Nous sommes même bien dans les temps. Jean-Pierre, qui s’est bien remis de la terrifiante côte de Vic, suggère d’effectuer le  tour du fort de la Motte Giron. Jean Emmanuel annonce la couleur : ce sera  « à fond les ballons ». Josiane a prudemment déclaré forfait devant ces abrutis en mal d’adrénaline. Jean Emmanuel et Paulo, qui se sont bien remis de leurs exploits de l’Infernale  la semaine dernière, se lancent dans un impitoyable « mano a mano ». Allez Sergius « accroche ta tuque avec d'la broche … Tiens bon ! »  Je rame évidemment derrière mes deux lièvres sans espoir de les rattraper. Laurence et Jean Pierre résistent aussi et Christiane essaie de ne pas se perdre autour du fort. Le Général Séré de Rivières aurait pourtant apprécié qu’on lui rende hommage en visitant son fort de la Motte Giron, en cette journée du Patrimoine. Mais il faut choisir, entre le tourisme et le sport.

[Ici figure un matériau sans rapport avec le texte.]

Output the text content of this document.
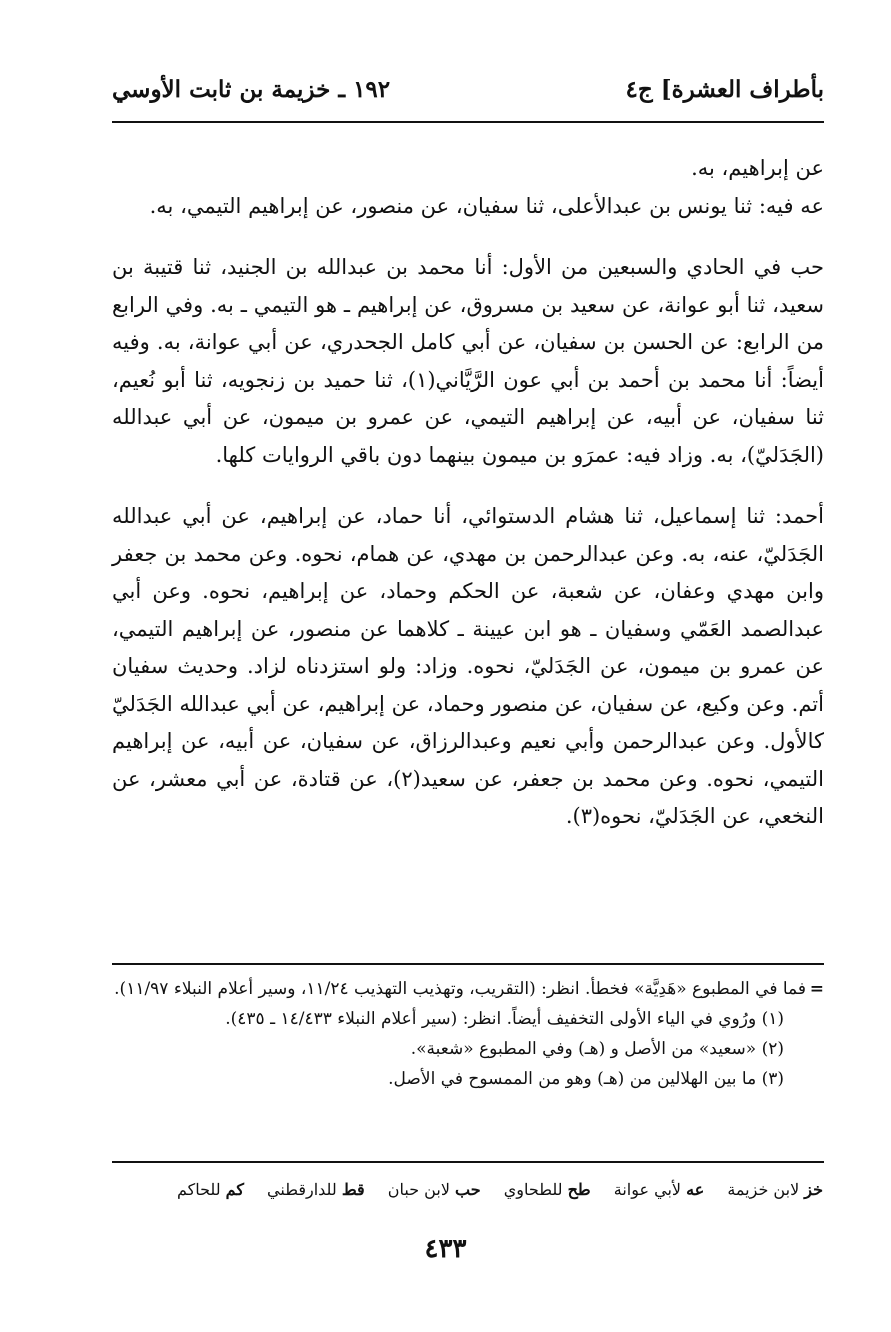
بأطراف العشرة] ج٤
١٩٢ ـ خزيمة بن ثابت الأوسي

عن إبراهيم، به.

عه فيه: ثنا يونس بن عبدالأعلى، ثنا سفيان، عن منصور، عن إبراهيم التيمي، به.

حب في الحادي والسبعين من الأول: أنا محمد بن عبدالله بن الجنيد، ثنا قتيبة بن سعيد، ثنا أبو عوانة، عن سعيد بن مسروق، عن إبراهيم ـ هو التيمي ـ به. وفي الرابع من الرابع: عن الحسن بن سفيان، عن أبي كامل الجحدري، عن أبي عوانة، به. وفيه أيضاً: أنا محمد بن أحمد بن أبي عون الرَّيَّاني(١)، ثنا حميد بن زنجويه، ثنا أبو نُعيم، ثنا سفيان، عن أبيه، عن إبراهيم التيمي، عن عمرو بن ميمون، عن أبي عبدالله (الجَدَليّ)، به. وزاد فيه: عمرَو بن ميمون بينهما دون باقي الروايات كلها.

أحمد: ثنا إسماعيل، ثنا هشام الدستوائي، أنا حماد، عن إبراهيم، عن أبي عبدالله الجَدَليّ، عنه، به. وعن عبدالرحمن بن مهدي، عن همام، نحوه. وعن محمد بن جعفر وابن مهدي وعفان، عن شعبة، عن الحكم وحماد، عن إبراهيم، نحوه. وعن أبي عبدالصمد العَمّي وسفيان ـ هو ابن عيينة ـ كلاهما عن منصور، عن إبراهيم التيمي، عن عمرو بن ميمون، عن الجَدَليّ، نحوه. وزاد: ولو استزدناه لزاد. وحديث سفيان أتم. وعن وكيع، عن سفيان، عن منصور وحماد، عن إبراهيم، عن أبي عبدالله الجَدَليّ كالأول. وعن عبدالرحمن وأبي نعيم وعبدالرزاق، عن سفيان، عن أبيه، عن إبراهيم التيمي، نحوه. وعن محمد بن جعفر، عن سعيد(٢)، عن قتادة، عن أبي معشر، عن النخعي، عن الجَدَليّ، نحوه(٣).

=
فما في المطبوع «هَدِيَّة» فخطأ. انظر: (التقريب، وتهذيب التهذيب ١١/٢٤، وسير أعلام النبلاء ١١/٩٧).

(١) ورُوي في الياء الأولى التخفيف أيضاً. انظر: (سير أعلام النبلاء ١٤/٤٣٣ ـ ٤٣٥).

(٢) «سعيد» من الأصل و (هـ) وفي المطبوع «شعبة».

(٣) ما بين الهلالين من (هـ) وهو من الممسوح في الأصل.

خز لابن خزيمة عه لأبي عوانة طح للطحاوي حب لابن حبان قط للدارقطني كم للحاكم
٤٣٣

La pluie menace et l’allure, du coup se maintient bien pour rejoindre les voitures.  

Certes, ce n’est pas ainsi qu’il est conseillé de faire les « journées du patrimoine »… Mais les Mc Cormick d'antan, le "mur d'abeilles", le mémorial des aviateurs, les meurgers,  les cadolles et le fort de la Motte Giron, nous nous y sommes déjà attardés, et ça en vaut la peine.  La Vouivre, par contre, nous ne l’avons pas encore rencontrée. Raison de plus pour retourner à la Combe à la Serpent. 

(1)     Ce mur à abeilles en pierres sèches est construit avec des niches d’hivernage destinées à protéger les ruches contre les intempéries et les prédateurs

(2)     En 1930, quatre aviateurs du 22e régiment d'aviation de Chartres ont trouvé la mort ici,  leur appareil lors du crash de leur bombardier Super Goliath.  

(3)     L’idée était de jalonner les grands itinéraires traversant la France par des phares, environs tous les cinquante kilomètres, comparables à ceux qui bordent les côtes maritimes. Dijon a abrité le plus puissant de tous. Par temps clair, le pinceau lumineux du phare du Mont Afrique  « touchait » les villes de Rouen, Bruxelles, Anvers, Turin...

(4)     Meurger, muret

(5)     Cabiote ou cadole

(6)     En Bourgogne, plusieurs récits parlent de la « Vivre », de la  « Vouivre » ou de la « Guivre ». La plupart de ces créatures vivaient dit-on dans des châteaux, comme à  Gémeaux dans le château féodal, ou à Couches, dans le château de Marguerite de Bourgogne.

(7)     Au lendemain de la défaite de 1870,  la place de Dijon est choisie, avec Langres, Besançon, Reims, Laon et La Fére, pour constituer la « deuxième ligne » du système de défense mis au point par le général Séré de Rivière. Entre 1875 à 1883, un ensemble de six forts ceinture l'agglomération dijonnaise : Asnières, Varois, Sennecey, Beauregard, la Motte Giron et Hauteville.